Google Financeは2006年に開設された、比較的歴史の長いサービスです。当初は株価チャートやニュース集約機能を備えたウェブサービスとして展開されていましたが、2012年から2017年にかけてAPIや高度な機能の多くが失われ、その後は長らくGoogle検索内の「株価ウィジェット」程度の存在にとどまっていたと報じられています。今回のアプリ化は、そうした長い停滞期を経ての刷新という位置づけになります。

AIを活用した刷新自体は2025年8月からベータ版として始まっており、その後段階的に対象地域を広げてきたとされています。今回、Androidアプリの配信開始に合わせてウェブ版のベータも終了し、正式な機能として展開される形になりました。

Androidアプリの主な機能としては、ウォッチリストの管理、リアルタイムの株価データ表示、金融ニュースフィードの閲覧に加え、AIが株価の変動要因を平易な言葉で説明する「Key Moments」が挙げられています。ポートフォリオ管理では、保有銘柄を手入力する代わりに、証券会社の取引履歴をCSVやPDF、あるいはスクリーンショットとして読み込ませたり、AIチャットボットに保有状況を説明したりするだけで設定できるようになったとされています。さらに、「毎朝、主要な暗号資産の前日夜間の値動きをまとめて知らせて」といった指示を出すと、指定した頻度でAIが自動的にブリーフィングを作成・配信する機能も加わりました。このAI機能はGoogleのGeminiモデルを基盤とし、ユーザー自身の保有銘柄データにアクセスした上で回答する仕組みだと報じられています。

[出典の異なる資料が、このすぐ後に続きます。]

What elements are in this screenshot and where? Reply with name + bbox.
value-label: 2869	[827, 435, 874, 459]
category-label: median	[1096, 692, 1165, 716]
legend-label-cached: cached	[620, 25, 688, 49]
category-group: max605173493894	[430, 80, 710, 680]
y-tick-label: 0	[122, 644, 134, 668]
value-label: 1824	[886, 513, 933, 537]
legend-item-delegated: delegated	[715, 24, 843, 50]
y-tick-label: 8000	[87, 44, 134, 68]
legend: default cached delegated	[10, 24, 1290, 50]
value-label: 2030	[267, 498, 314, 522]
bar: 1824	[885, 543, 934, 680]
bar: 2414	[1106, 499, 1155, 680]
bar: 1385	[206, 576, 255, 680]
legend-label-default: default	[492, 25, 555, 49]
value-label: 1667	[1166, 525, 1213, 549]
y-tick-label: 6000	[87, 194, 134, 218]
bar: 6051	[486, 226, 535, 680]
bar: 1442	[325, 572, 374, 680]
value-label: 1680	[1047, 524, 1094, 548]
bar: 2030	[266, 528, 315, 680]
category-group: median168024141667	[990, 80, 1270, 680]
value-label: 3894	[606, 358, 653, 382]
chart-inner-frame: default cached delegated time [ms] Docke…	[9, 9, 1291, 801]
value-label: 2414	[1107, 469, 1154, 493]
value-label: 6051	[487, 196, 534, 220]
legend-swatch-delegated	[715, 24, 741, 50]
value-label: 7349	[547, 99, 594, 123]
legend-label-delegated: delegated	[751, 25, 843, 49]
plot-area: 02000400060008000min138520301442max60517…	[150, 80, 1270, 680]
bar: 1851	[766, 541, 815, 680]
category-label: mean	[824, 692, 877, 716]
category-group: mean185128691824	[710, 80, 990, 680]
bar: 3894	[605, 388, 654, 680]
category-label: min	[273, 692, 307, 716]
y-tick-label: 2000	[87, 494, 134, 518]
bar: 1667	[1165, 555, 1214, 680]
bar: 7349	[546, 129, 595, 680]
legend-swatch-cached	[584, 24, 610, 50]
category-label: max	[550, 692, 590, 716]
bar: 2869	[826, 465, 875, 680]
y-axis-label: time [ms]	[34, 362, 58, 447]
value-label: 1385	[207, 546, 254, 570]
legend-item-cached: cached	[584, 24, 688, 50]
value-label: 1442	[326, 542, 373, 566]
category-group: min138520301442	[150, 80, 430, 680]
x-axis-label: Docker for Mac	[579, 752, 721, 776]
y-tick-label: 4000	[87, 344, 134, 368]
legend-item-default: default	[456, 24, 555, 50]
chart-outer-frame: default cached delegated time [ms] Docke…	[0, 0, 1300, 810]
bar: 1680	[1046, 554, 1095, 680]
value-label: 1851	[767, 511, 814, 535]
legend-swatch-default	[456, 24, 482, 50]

Google自身は、現時点のAndroidアプリは出発点に過ぎず、今後もウェブ版にある機能を順次アプリへ移植していく方針であるとしています。

なぜ重要か

日本の読者にとって、Google Financeは馴染みが薄いサービスかもしれませんが、Google検索経由で株価情報を目にする機会は多く、その裏側のサービスが刷新されたことは検索体験全体にも影響し得ます。また、GeminiベースのAIチャットボットが保有資産データにアクセスして個別回答を返すという設計は、家計簿アプリや証券会社アプリなど、日本国内の金融系サービスがAI機能を実装する際の参考事例にもなりそうです。加えて、20年近く大きな進化がなかったサービスがAIをきっかけに一気にアプリ化されたという経緯は、既存の地味なサービスにもAI活用の余地が眠っている可能性を示す事例として読むこともできます。

今後の見通し

iOS版の具体的な配信時期や日本語対応の有無、日本市場での機能提供状況については、現時点の報道からは確認できていません。Google自身が「Androidアプリは出発点」と位置づけていることから、今後もウェブ版からアプリへの機能移植が段階的に続くとみられますが、その具体的なロードマップも明らかにされていません。